Het is nauwelijks verborgen dat een deel van het doel van deze benoemingen is om het broodnodige enthousiasme onder zwarte kiezers op te wekken. Het is echter niet duidelijk dat er altijd een inherent verband bestaat tussen de aanwezigheid van zwarte kandidaten en de steun van zwarte kiezers. Kamala Harris had tijdens de voorverkiezingen van 2020 te kampen met zwarte kiezers en liep in sommige gevallen achter op Biden, senator Bernie Sanders en zelfs senator Elizabeth Warren.
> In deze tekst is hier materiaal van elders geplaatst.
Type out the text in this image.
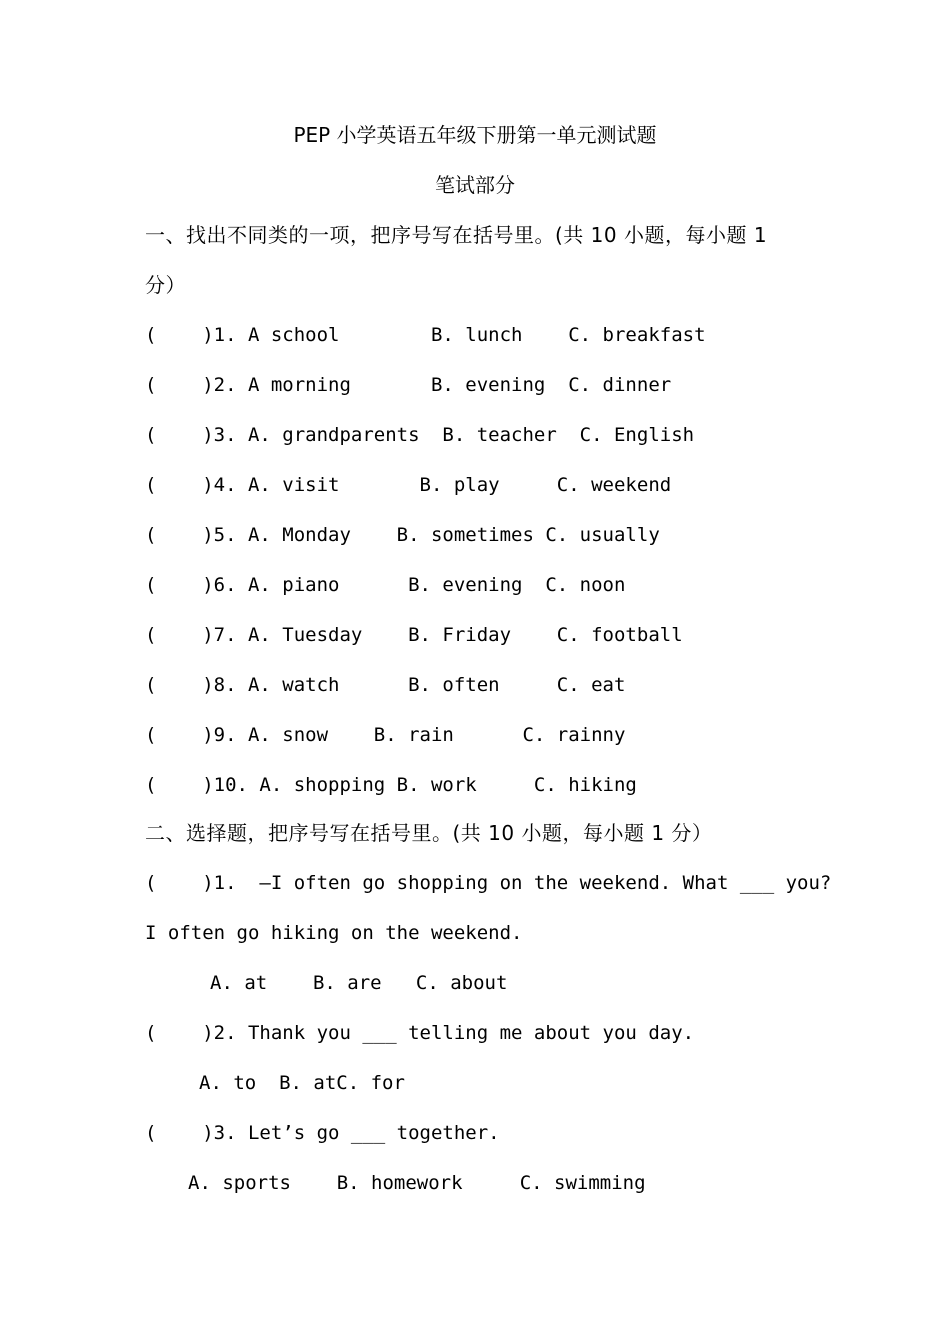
PEP 小学英语五年级下册第一单元测试题
笔试部分
一、找出不同类的一项，把序号写在括号里。(共 10 小题，每小题 1
分）
(    )1. A school        B. lunch    C. breakfast
(    )2. A morning       B. evening  C. dinner
(    )3. A. grandparents  B. teacher  C. English
(    )4. A. visit       B. play     C. weekend
(    )5. A. Monday    B. sometimes C. usually
(    )6. A. piano      B. evening  C. noon
(    )7. A. Tuesday    B. Friday    C. football
(    )8. A. watch      B. often     C. eat
(    )9. A. snow    B. rain      C. rainny
(    )10. A. shopping B. work     C. hiking
二、选择题，把序号写在括号里。(共 10 小题，每小题 1 分）
(    )1.  –I often go shopping on the weekend. What ___ you?
I often go hiking on the weekend.
A. at    B. are   C. about
(    )2. Thank you ___ telling me about you day.
A. to  B. atC. for
(    )3. Let’s go ___ together.
A. sports    B. homework     C. swimming
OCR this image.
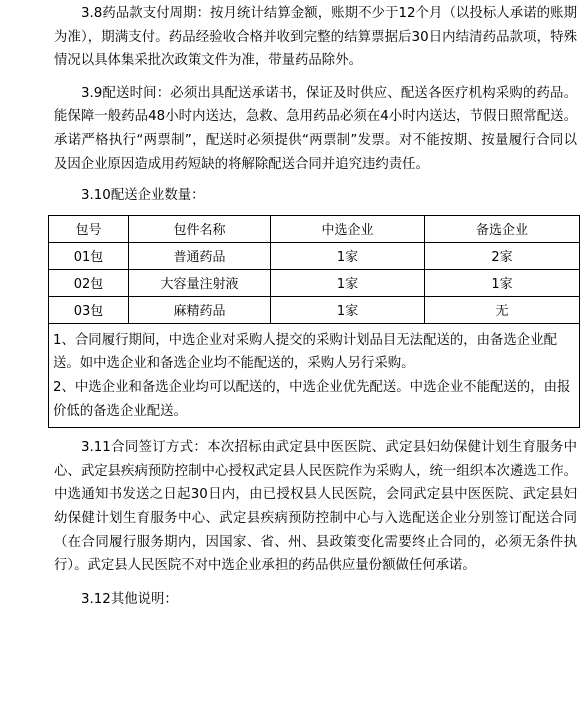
3.8药品款支付周期：按月统计结算金额，账期不少于12个月（以投标人承诺的账期为准），期满支付。药品经验收合格并收到完整的结算票据后30日内结清药品款项，特殊情况以具体集采批次政策文件为准，带量药品除外。

3.9配送时间：必须出具配送承诺书，保证及时供应、配送各医疗机构采购的药品。能保障一般药品48小时内送达，急救、急用药品必须在4小时内送达，节假日照常配送。承诺严格执行“两票制”，配送时必须提供“两票制”发票。对不能按期、按量履行合同以及因企业原因造成用药短缺的将解除配送合同并追究违约责任。

3.10配送企业数量：

包号	包件名称	中选企业	备选企业
01包	普通药品	1家	2家
02包	大容量注射液	1家	1家
03包	麻精药品	1家	无

1、合同履行期间，中选企业对采购人提交的采购计划品目无法配送的，由备选企业配送。如中选企业和备选企业均不能配送的，采购人另行采购。
2、中选企业和备选企业均可以配送的，中选企业优先配送。中选企业不能配送的，由报价低的备选企业配送。			

3.11合同签订方式：本次招标由武定县中医医院、武定县妇幼保健计划生育服务中心、武定县疾病预防控制中心授权武定县人民医院作为采购人，统一组织本次遴选工作。中选通知书发送之日起30日内，由已授权县人民医院，会同武定县中医医院、武定县妇幼保健计划生育服务中心、武定县疾病预防控制中心与入选配送企业分别签订配送合同（在合同履行服务期内，因国家、省、州、县政策变化需要终止合同的，必须无条件执行）。武定县人民医院不对中选企业承担的药品供应量份额做任何承诺。

3.12其他说明：
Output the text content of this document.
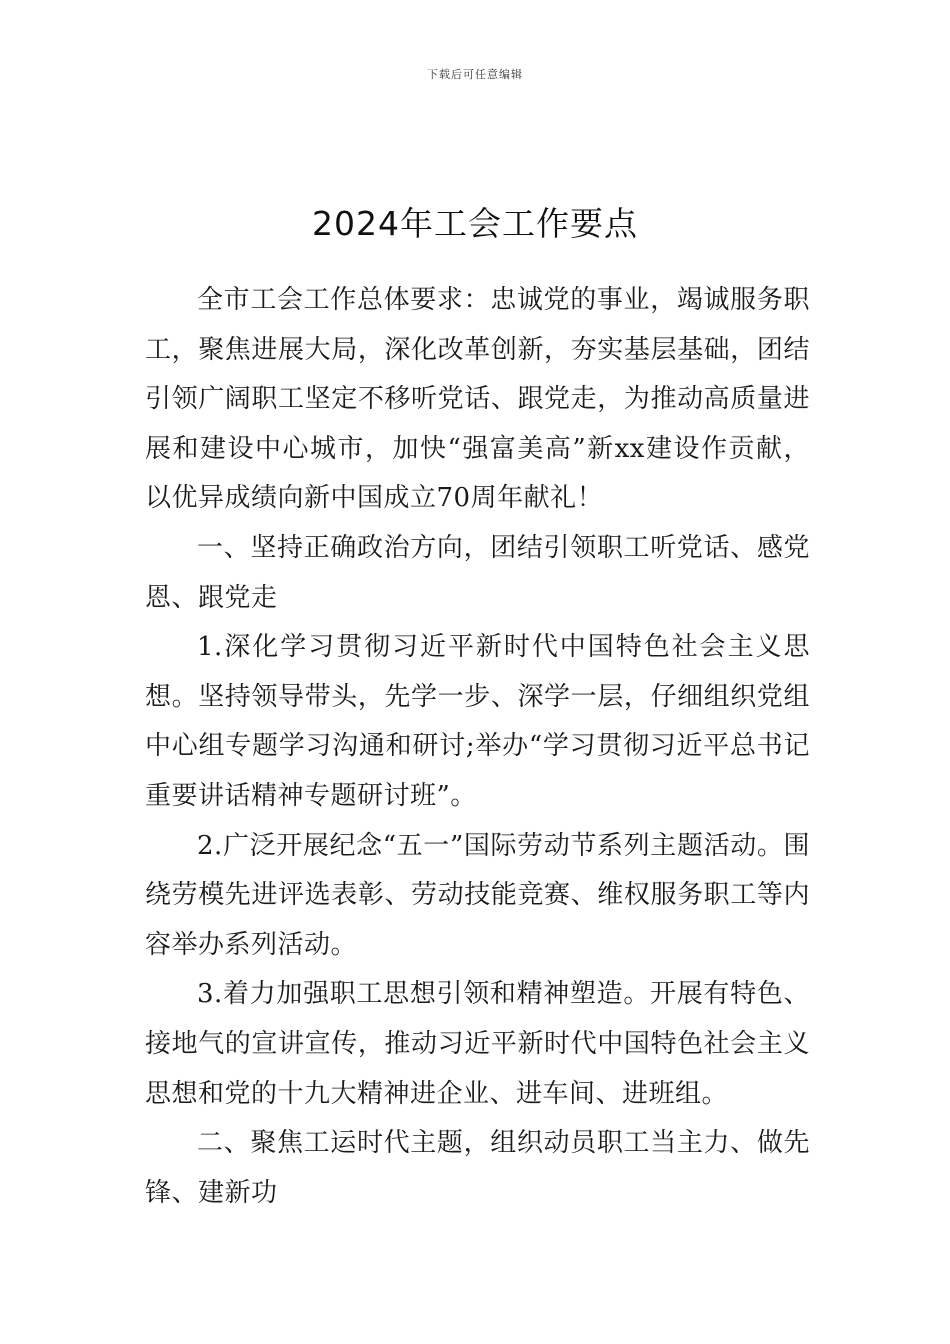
下载后可任意编辑
2024年工会工作要点

全市工会工作总体要求：忠诚党的事业，竭诚服务职工，聚焦进展大局，深化改革创新，夯实基层基础，团结引领广阔职工坚定不移听党话、跟党走，为推动高质量进展和建设中心城市，加快“强富美高”新xx建设作贡献，以优异成绩向新中国成立70周年献礼！

一、坚持正确政治方向，团结引领职工听党话、感党恩、跟党走

1.深化学习贯彻习近平新时代中国特色社会主义思想。坚持领导带头，先学一步、深学一层，仔细组织党组中心组专题学习沟通和研讨;举办“学习贯彻习近平总书记重要讲话精神专题研讨班”。

2.广泛开展纪念“五一”国际劳动节系列主题活动。围绕劳模先进评选表彰、劳动技能竞赛、维权服务职工等内容举办系列活动。

3.着力加强职工思想引领和精神塑造。开展有特色、接地气的宣讲宣传，推动习近平新时代中国特色社会主义思想和党的十九大精神进企业、进车间、进班组。

二、聚焦工运时代主题，组织动员职工当主力、做先锋、建新功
Natuurlijk is er een zwarte kandidaat die benoemd had kunnen worden. Vertegenwoordiger Barbara Lee had duidelijk haar interesse kenbaar gemaakt en heeft een progressieve staat van dienst die meer in lijn ligt met de gemiddelde Californische kiezer. Ze was bekend als de enige stem in het Congres tegen het toestaan ​​van het gebruik van geweld na de aanslagen van 11 september. Zelfs de Congressional Black Caucus, nauwelijks een links orgaan, schreef een brief aan Newsom die hem aanspoorde Lee te benoemen. Misschien was haar bonafide pro-corporate-beleid onvoldoende om haar de baan te bezorgen.

Momenteel zien we de twee zielen van de Democratische Partij het uitvechten. Hoewel scènes als de Biden die langs de UAW-piketlijn loopt hoopvol zijn, herinnert de carrière van Butler er op ontnuchterende wijze aan dat de impulsen van de partij grotendeels onveranderd blijven. Hoewel een deel van haar verleden prijzenswaardig is, vertegenwoordigt Butler een traject dat de Democratische Partij zich niet kan veroorloven om op dit pad te blijven.